The History Of Dentistry pt. III - Ancient Rome and the Unhappy Medieval Times

Toothaches are one of those things that we can be sure even our forefathers dealt with. We shudder when we hear how some people solve their toothaches with a monkey wrench. Our elders also had some pretty good solutions as well. In these articles, you can see the evolution of dentistry into its present form.


The Romans learned much by the way of culture and medicine from the Etruscans, who had managed to invent a filling and even rudimentary prostheses. They made gold teeth, which were usually removed from the mouths of the dead, as putting gold near the dead was strictly forbidden by Etruscans customs. Roman dentists had already discovered the use of scary drills and clamps for the removal of teeth. They used opium as a pain medication, but folk medicine was also prevalent, including such oddities as worms, crow excrement and the brains of numerous frogs.

Expanding Dental Middle Ages

After the downfall of the Roman empire, Byzantium managed to save the works of Galenos of pergamon, who was the physician of Marcus Aurelius, as well as those of Cornelius Celsus, but there was practically nothing more by the way of dentistry except these works, and of course folk medicine, if that helped at all. Many people simply prayed to Saint Apollonia, as she was the patron saint of dentists, dentistry and dental ills. Not because she was a healer, but because she had all of her teeth knocked out during her martyrdom in the third century.

Given that the position of dentist did not exist in those days, the position was filled by barbers- they were the ones who rmeoved the loose teeth form the infected, pustulated gums, and this tradition of barbers doing dental work lasted well into the twentieth century in most Western European countries. They abstained from extractions even if incredible pain was felt, using it only as a last resort, understanding the severity of such actions. The burning of incense, severing of veins and the use of leeches did not help much. They usually waited until the tooth was loose enough that not much extraction was needed.    

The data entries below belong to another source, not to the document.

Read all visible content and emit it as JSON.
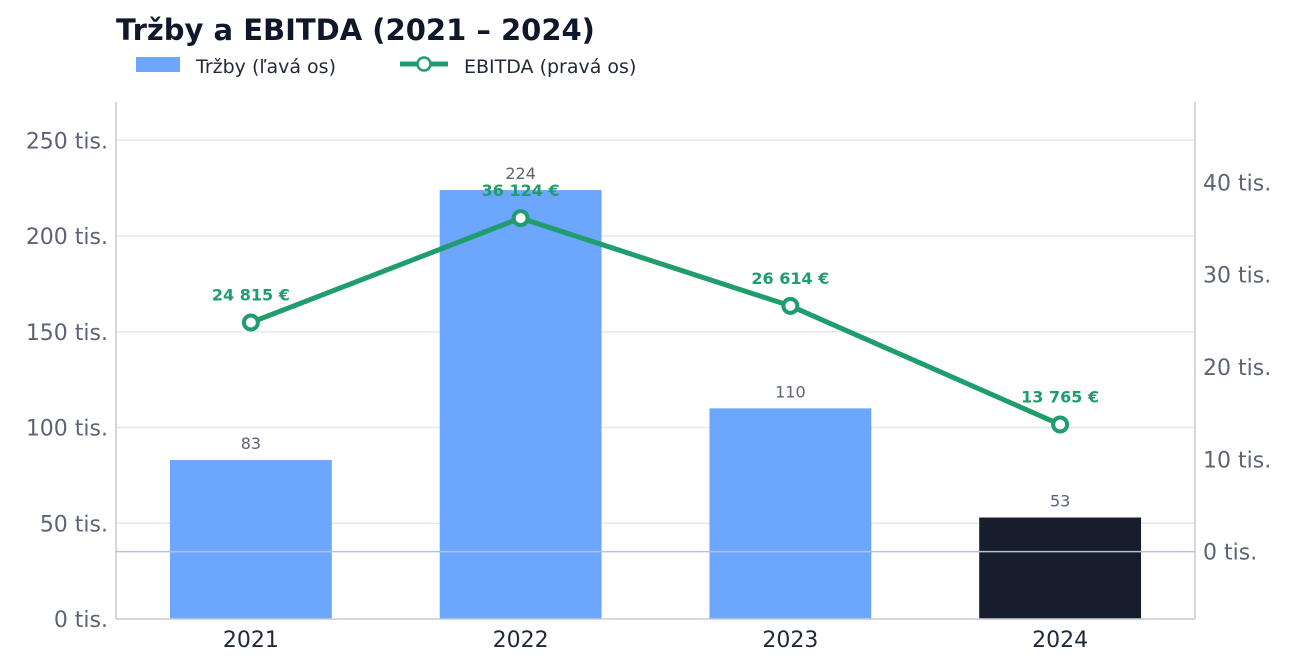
{
  "chart_data": {
    "type": "bar",
    "title": "Tržby a EBITDA (2021 – 2024)",
    "categories": [
      "2021",
      "2022",
      "2023",
      "2024"
    ],
    "series": [
      {
        "name": "Tržby (ľavá os)",
        "type": "bar",
        "axis": "left",
        "values": [
          83,
          224,
          110,
          53
        ],
        "value_labels": [
          "83",
          "224",
          "110",
          "53"
        ],
        "highlight_index": 3
      },
      {
        "name": "EBITDA (pravá os)",
        "type": "line",
        "axis": "right",
        "values": [
          24815,
          36124,
          26614,
          13765
        ],
        "value_labels": [
          "24 815 €",
          "36 124 €",
          "26 614 €",
          "13 765 €"
        ]
      }
    ],
    "left_axis": {
      "ylim": [
        0,
        270
      ],
      "ticks": [
        0,
        50,
        100,
        150,
        200,
        250
      ],
      "tick_labels": [
        "0 tis.",
        "50 tis.",
        "100 tis.",
        "150 tis.",
        "200 tis.",
        "250 tis."
      ]
    },
    "right_axis": {
      "ylim": [
        -7300,
        48700
      ],
      "ticks": [
        0,
        10000,
        20000,
        30000,
        40000
      ],
      "tick_labels": [
        "0 tis.",
        "10 tis.",
        "20 tis.",
        "30 tis.",
        "40 tis."
      ]
    },
    "grid": true,
    "legend_position": "top-left",
    "colors": {
      "bar": "#6ca6fd",
      "bar_highlight": "#161e2e",
      "line": "#1f9d6c",
      "grid": "#e5e8ec",
      "axis": "#c8ccd2",
      "zero_line": "#b7c1d6"
    }
  }
}
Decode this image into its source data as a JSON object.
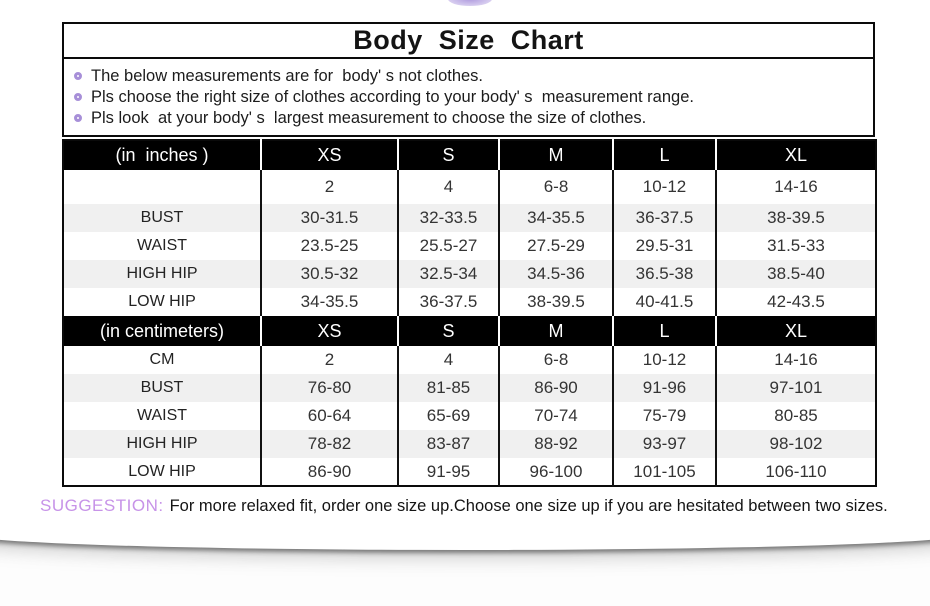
{
  "page": {
    "title": "Body  Size  Chart",
    "notes": [
      "The below measurements are for  body' s not clothes.",
      "Pls choose the right size of clothes according to your body' s  measurement range.",
      "Pls look  at your body' s  largest measurement to choose the size of clothes."
    ],
    "suggestion_label": "SUGGESTION:",
    "suggestion_text": "For more relaxed fit, order one size up.Choose one size up if you are hesitated between two sizes."
  },
  "colors": {
    "accent_bullet_purple": "#a78fd8",
    "suggestion_purple": "#c793e8",
    "header_bg": "#000000",
    "header_text": "#ffffff",
    "zebra_row_gray": "#f0f0f0",
    "border_black": "#0a0a0a"
  },
  "size_chart": {
    "columns": [
      "XS",
      "S",
      "M",
      "L",
      "XL"
    ],
    "sections": [
      {
        "unit_label": "(in  inches )",
        "rows": [
          {
            "label": "",
            "values": [
              "2",
              "4",
              "6-8",
              "10-12",
              "14-16"
            ]
          },
          {
            "label": "BUST",
            "values": [
              "30-31.5",
              "32-33.5",
              "34-35.5",
              "36-37.5",
              "38-39.5"
            ]
          },
          {
            "label": "WAIST",
            "values": [
              "23.5-25",
              "25.5-27",
              "27.5-29",
              "29.5-31",
              "31.5-33"
            ]
          },
          {
            "label": "HIGH HIP",
            "values": [
              "30.5-32",
              "32.5-34",
              "34.5-36",
              "36.5-38",
              "38.5-40"
            ]
          },
          {
            "label": "LOW HIP",
            "values": [
              "34-35.5",
              "36-37.5",
              "38-39.5",
              "40-41.5",
              "42-43.5"
            ]
          }
        ]
      },
      {
        "unit_label": "(in centimeters)",
        "rows": [
          {
            "label": "CM",
            "values": [
              "2",
              "4",
              "6-8",
              "10-12",
              "14-16"
            ]
          },
          {
            "label": "BUST",
            "values": [
              "76-80",
              "81-85",
              "86-90",
              "91-96",
              "97-101"
            ]
          },
          {
            "label": "WAIST",
            "values": [
              "60-64",
              "65-69",
              "70-74",
              "75-79",
              "80-85"
            ]
          },
          {
            "label": "HIGH HIP",
            "values": [
              "78-82",
              "83-87",
              "88-92",
              "93-97",
              "98-102"
            ]
          },
          {
            "label": "LOW HIP",
            "values": [
              "86-90",
              "91-95",
              "96-100",
              "101-105",
              "106-110"
            ]
          }
        ]
      }
    ]
  }
}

Dentistry was not as important even in the XVIIth century as all other ills seemed to be. Doctors and medics roamed the countryside and did not spend too much time with dentistry, and you could get dental work done if you got luck and the doctor was in your area at the appropriate time. They usually did extractions, and the instrument they used to extract teeth was known as the pelican. The main attribute that differentiated good medics and barbers from bad ones was, unsurprisingly, the speed at which they worked. The quicker ti was done, the better the medic!